An International Space Project Places South Africa on the Satellite Industry Map


The South African satellite industry is taking yet another step forward as a player in the international satellite arena with the launch of two South African built nanosatellites from Cape Canaveral in Florida expected to occur within the next few days.

 

Two nanosatellites (smallsats), ‘nSight1,’ designed and manufactured by Cape Town-based SCS Space, a member of the SCS Aerospace Group, and ‘ZA-Aerosat,’ designed and manufactured by CubeSpace of the Stellenbosch University, are to be launched  as part of a batch totaling 28 nanosatellites from 23 different countries.

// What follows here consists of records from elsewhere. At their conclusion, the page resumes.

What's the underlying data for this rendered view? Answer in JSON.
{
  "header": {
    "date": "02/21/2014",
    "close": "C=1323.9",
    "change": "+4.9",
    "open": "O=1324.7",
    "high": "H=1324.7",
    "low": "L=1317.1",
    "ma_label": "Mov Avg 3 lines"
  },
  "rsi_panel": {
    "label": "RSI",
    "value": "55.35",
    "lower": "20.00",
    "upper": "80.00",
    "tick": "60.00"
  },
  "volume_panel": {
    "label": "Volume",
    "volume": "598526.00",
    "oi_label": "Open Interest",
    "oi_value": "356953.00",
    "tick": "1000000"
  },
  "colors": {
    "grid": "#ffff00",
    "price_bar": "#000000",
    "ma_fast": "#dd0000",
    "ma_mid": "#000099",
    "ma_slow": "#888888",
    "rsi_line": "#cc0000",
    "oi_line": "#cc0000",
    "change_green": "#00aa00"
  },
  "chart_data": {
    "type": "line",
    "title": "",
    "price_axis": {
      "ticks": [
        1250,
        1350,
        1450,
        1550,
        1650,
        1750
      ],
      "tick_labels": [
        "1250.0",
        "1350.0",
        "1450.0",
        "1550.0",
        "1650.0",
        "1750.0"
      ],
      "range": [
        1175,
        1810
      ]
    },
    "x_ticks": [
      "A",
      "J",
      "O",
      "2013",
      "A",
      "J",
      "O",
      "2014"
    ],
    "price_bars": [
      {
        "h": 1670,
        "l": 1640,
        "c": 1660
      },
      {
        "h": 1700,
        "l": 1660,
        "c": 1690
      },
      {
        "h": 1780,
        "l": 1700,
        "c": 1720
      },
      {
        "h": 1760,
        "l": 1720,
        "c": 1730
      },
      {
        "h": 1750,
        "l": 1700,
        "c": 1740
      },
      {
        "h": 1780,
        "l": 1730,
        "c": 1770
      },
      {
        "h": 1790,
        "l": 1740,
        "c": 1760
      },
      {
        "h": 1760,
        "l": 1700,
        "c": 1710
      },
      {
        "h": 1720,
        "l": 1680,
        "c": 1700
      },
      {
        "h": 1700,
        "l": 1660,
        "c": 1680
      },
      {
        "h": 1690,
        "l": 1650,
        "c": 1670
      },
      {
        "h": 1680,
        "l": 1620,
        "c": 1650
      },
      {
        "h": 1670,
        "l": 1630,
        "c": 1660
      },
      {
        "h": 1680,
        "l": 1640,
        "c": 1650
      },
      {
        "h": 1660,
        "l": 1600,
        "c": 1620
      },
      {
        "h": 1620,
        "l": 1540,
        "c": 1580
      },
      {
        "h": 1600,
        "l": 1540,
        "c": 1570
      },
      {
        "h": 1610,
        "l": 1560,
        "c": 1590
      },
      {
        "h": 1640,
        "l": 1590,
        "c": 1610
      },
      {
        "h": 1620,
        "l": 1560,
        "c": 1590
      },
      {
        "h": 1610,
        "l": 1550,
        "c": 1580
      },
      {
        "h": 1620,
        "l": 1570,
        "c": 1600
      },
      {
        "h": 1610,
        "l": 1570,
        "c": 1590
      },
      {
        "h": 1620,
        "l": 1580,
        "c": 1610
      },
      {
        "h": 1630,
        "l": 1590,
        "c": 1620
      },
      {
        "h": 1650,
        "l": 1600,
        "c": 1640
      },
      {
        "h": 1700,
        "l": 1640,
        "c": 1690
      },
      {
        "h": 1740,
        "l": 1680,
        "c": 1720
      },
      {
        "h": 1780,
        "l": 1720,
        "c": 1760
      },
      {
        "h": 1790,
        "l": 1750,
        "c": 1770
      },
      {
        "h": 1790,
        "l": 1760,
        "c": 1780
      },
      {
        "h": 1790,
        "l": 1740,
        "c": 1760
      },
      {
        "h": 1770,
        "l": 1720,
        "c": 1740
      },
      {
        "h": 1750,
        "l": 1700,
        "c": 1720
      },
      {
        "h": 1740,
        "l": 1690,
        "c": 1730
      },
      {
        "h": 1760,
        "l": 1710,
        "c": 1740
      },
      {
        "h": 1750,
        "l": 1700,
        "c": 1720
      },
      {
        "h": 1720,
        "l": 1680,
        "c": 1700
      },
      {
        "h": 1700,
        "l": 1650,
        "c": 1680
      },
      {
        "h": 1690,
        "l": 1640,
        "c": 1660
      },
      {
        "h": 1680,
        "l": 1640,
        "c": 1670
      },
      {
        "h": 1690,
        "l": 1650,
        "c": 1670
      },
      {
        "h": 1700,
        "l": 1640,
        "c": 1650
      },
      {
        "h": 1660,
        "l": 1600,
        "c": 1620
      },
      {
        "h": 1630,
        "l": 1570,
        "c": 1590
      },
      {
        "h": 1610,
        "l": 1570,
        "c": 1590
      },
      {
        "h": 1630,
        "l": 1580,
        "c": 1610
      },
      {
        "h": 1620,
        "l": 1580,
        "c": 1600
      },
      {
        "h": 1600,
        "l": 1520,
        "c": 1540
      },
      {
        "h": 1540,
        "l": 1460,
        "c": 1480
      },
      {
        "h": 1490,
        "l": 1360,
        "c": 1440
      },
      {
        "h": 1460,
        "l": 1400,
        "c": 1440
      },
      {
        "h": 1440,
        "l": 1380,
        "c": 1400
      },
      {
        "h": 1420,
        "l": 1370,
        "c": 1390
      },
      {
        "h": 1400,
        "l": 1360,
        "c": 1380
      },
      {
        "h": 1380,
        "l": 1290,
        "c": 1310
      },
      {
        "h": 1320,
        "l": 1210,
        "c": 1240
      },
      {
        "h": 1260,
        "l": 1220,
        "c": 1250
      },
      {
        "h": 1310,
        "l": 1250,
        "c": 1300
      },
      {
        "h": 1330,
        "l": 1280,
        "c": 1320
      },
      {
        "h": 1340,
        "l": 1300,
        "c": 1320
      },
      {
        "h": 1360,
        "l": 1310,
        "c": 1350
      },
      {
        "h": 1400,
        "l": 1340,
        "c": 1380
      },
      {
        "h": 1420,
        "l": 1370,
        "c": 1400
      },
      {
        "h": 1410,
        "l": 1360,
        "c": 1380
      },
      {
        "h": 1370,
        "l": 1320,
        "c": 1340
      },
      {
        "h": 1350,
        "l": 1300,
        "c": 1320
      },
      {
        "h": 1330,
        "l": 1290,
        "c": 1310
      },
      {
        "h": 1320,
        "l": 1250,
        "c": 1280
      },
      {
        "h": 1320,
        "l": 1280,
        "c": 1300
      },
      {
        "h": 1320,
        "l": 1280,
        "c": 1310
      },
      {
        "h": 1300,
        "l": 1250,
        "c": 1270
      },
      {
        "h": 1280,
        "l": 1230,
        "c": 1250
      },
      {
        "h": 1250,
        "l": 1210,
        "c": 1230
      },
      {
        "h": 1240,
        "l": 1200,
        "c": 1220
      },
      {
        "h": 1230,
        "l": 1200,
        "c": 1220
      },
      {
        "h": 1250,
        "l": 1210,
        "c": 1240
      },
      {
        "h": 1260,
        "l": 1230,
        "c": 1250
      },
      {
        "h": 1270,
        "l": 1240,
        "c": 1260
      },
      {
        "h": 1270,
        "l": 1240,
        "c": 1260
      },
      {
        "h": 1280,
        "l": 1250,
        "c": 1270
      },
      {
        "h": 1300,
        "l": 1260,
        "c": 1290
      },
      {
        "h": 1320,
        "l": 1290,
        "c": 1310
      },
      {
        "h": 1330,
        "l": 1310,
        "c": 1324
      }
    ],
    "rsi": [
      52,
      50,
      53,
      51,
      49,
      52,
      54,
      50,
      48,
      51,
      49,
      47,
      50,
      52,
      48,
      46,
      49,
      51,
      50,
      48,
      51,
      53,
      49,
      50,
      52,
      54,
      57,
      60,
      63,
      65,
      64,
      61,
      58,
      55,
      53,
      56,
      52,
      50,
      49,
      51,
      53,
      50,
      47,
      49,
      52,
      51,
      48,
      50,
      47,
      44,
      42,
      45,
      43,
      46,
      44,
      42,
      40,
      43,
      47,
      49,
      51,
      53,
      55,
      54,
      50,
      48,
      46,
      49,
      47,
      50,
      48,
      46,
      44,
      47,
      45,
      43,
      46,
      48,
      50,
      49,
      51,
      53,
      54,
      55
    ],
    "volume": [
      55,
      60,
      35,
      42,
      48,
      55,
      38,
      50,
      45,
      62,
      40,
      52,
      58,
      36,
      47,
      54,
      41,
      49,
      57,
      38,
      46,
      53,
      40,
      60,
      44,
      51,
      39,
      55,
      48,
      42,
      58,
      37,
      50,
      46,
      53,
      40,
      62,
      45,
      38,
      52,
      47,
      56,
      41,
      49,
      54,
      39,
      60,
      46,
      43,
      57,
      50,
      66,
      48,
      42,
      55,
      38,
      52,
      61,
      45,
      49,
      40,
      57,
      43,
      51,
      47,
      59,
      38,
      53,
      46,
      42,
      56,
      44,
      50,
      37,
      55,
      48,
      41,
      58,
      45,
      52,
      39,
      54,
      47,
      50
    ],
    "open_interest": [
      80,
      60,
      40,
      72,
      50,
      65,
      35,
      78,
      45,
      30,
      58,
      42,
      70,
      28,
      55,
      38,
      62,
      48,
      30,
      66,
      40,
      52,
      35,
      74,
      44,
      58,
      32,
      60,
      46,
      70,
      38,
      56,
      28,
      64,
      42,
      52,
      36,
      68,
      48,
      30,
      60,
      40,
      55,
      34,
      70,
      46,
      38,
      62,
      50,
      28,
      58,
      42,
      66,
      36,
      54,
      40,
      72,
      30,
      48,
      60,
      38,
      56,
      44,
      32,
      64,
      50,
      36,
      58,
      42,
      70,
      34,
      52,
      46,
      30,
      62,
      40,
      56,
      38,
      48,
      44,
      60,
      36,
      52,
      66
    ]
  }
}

As of this writing, the current information provided by United Launch Alliance (ULA), the launch service provider, is that the Atlas V and Cygnus OA-7 launch is set for April 18, 2017, at 17:11 South African time (11:11am EDT), following a number of rescheduled events due to ground equipment readiness. Their initial destination is the International Space Station (ISS), where they will be unloaded by the ISS crew and transferred to deployers with the help of robotic arms. The satellites will eventually be deployed into LEO over a period of 30 to 60 days as the ISS orbits the Earth.

The SCS Space nSight1 satellite project is a joint investment by SCS Aerospace Group and Pinkmatter Solutions who supplied the ground segment software. The satellite was designed, integrated and tested by engineers from the Space Advisory Company and assembled in the clean room of NewSpace Systems, both part of the SCS Aerospace Group. A key part of the mission of the satellite is to allow for the testing of the newly developed SCS Gecko Imager  as well as Nelson Mandela Metropolitan University's patented Radiation Mitigation VHDL Coding Technique.

The satellites are part of the QB50 project funded by the European Union and managed by the von Karman Institute to conduct research in the lower thermosphere between 200 to 380 km altitude. The data collected from this experiment over a period of 18 months will be used to complement current atmospheric models especially applicable to reentry trajectories of spacecraft.  All these smallsats will eventually burn up at the end of their operational lifetimes.

SCS Space is a subsidiary of the SCS Aerospace Group, Africa’s largest privately owned satellite concern. Other participants in the project are Pinkmatter Solutions, Space Advisory Company, NewSpace Systems, Stellenbosch University, CubeSpace, Simera Technology Group, Cape Peninsula University of Technology, Nelson Mandela Metropolitan University and the Amateur Radio Society.